Puede que así sea en algún caso, pero las comparsas son mucho más que ese puñado de palabras prosélitas. Están llenas de jóvenes pertenecientes a familias trabajadoras que ahorran todo el año para confeccionarse sus propios trajes, al tiempo que ensayan durante meses, en horario de trasnoche, hasta el momento de salir al ruedo para alegrar a otros sin cobrar un peso.

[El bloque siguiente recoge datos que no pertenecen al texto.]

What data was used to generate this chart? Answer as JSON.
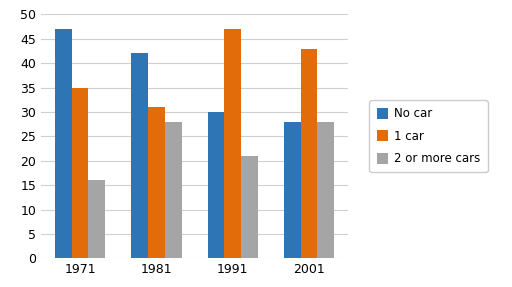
{
  "years": [
    "1971",
    "1981",
    "1991",
    "2001"
  ],
  "series": {
    "No car": [
      47,
      42,
      30,
      28
    ],
    "1 car": [
      35,
      31,
      47,
      43
    ],
    "2 or more cars": [
      16,
      28,
      21,
      28
    ]
  },
  "colors": {
    "No car": "#2E75B6",
    "1 car": "#E36C0A",
    "2 or more cars": "#A5A5A5"
  },
  "ylim": [
    0,
    50
  ],
  "yticks": [
    0,
    5,
    10,
    15,
    20,
    25,
    30,
    35,
    40,
    45,
    50
  ],
  "legend_labels": [
    "No car",
    "1 car",
    "2 or more cars"
  ],
  "bar_width": 0.22,
  "background_color": "#ffffff",
  "grid_color": "#d0d0d0"
}
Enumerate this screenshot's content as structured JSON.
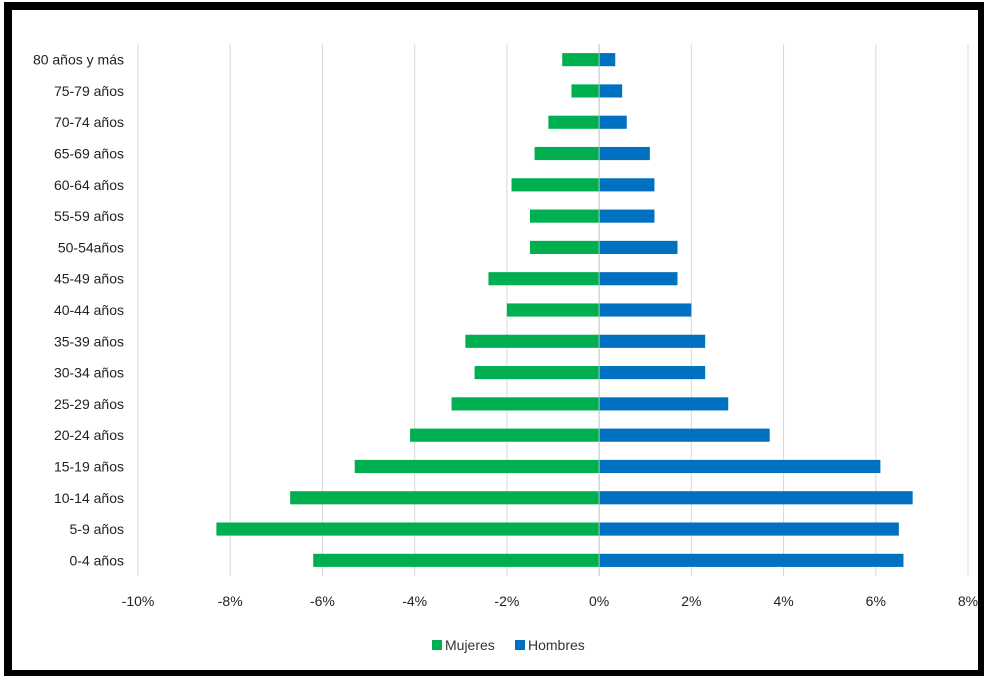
{
  "chart_data": {
    "type": "bar",
    "orientation": "horizontal",
    "title": "",
    "xlabel": "",
    "ylabel": "",
    "categories": [
      "0-4 años",
      "5-9 años",
      "10-14 años",
      "15-19 años",
      "20-24 años",
      "25-29 años",
      "30-34 años",
      "35-39 años",
      "40-44 años",
      "45-49 años",
      "50-54años",
      "55-59 años",
      "60-64 años",
      "65-69 años",
      "70-74 años",
      "75-79 años",
      "80 años y más"
    ],
    "series": [
      {
        "name": "Mujeres",
        "color": "#00b050",
        "values": [
          -6.2,
          -8.3,
          -6.7,
          -5.3,
          -4.1,
          -3.2,
          -2.7,
          -2.9,
          -2.0,
          -2.4,
          -1.5,
          -1.5,
          -1.9,
          -1.4,
          -1.1,
          -0.6,
          -0.8
        ]
      },
      {
        "name": "Hombres",
        "color": "#0070c0",
        "values": [
          6.6,
          6.5,
          6.8,
          6.1,
          3.7,
          2.8,
          2.3,
          2.3,
          2.0,
          1.7,
          1.7,
          1.2,
          1.2,
          1.1,
          0.6,
          0.5,
          0.35
        ]
      }
    ],
    "xlim": [
      -10,
      8
    ],
    "xticks": [
      -10,
      -8,
      -6,
      -4,
      -2,
      0,
      2,
      4,
      6,
      8
    ],
    "xtick_labels": [
      "-10%",
      "-8%",
      "-6%",
      "-4%",
      "-2%",
      "0%",
      "2%",
      "4%",
      "6%",
      "8%"
    ],
    "grid": true,
    "legend_position": "bottom"
  },
  "colors": {
    "gridline": "#d9d9d9",
    "axis": "#bfbfbf",
    "frame": "#000000"
  }
}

La habilidad para enhebrar conceptos engolados en detrimento de un fenómeno de masas puede edificar el peor de los prejuicios. Usar la circunspección de Winston Churchill y el coraje de Manuel Belgrano para endemoniar una tradición ancestral que nació en la pobreza de la cueva de negros, no resiste el menor análisis cuando tales ejemplos son cotejados con otros precedentes a saber: el show de Marilyn Monroe para los miles de soldados que mataban y morían en la guerra de Corea; o el concierto de los rockstars argentinos que en 1982 se pusieron a cantar en respaldo de la recuperación malvinera.

Se dijo también que los carnavales no constituyen atractivo turístico. Las plazas hoteleras agotadas de Corrientes contradicen esa falsa premisa. Desde el portal Cambiretá, teatro de operaciones del combate antiincendios, la presidenta de la Cámara de Turismo, Alejandra Boloqui, lo dijo claramente en una entrevista con TN: “Los correntinos somos resilientes, vamos a recuperarnos, ahora está empezando la fiesta del carnaval y es algo que tenemos que apoyar entre todos”.

En resumen, la provincia tiene tres grandes fortalezas turísticas que son los esteros del Iberá, el chamamé y el carnaval. En cada feria internacional este trío de atractivos correntinos son presentados en un mismo plano para atraer visitantes, por lo que cabe una deducción final: si uno de estos tres pilares peligra, como es el caso de nuestros humedales, ¿qué deberían hacer los otros dos? ¿Declararse en estado de clausura y llorar sobre las cenizas? ¿O mantenerse en acción para que la industria sin chimeneas no se detenga y siga generando recursos que, después de todo, irán en auxilio del sector herido? Respuesta obvia.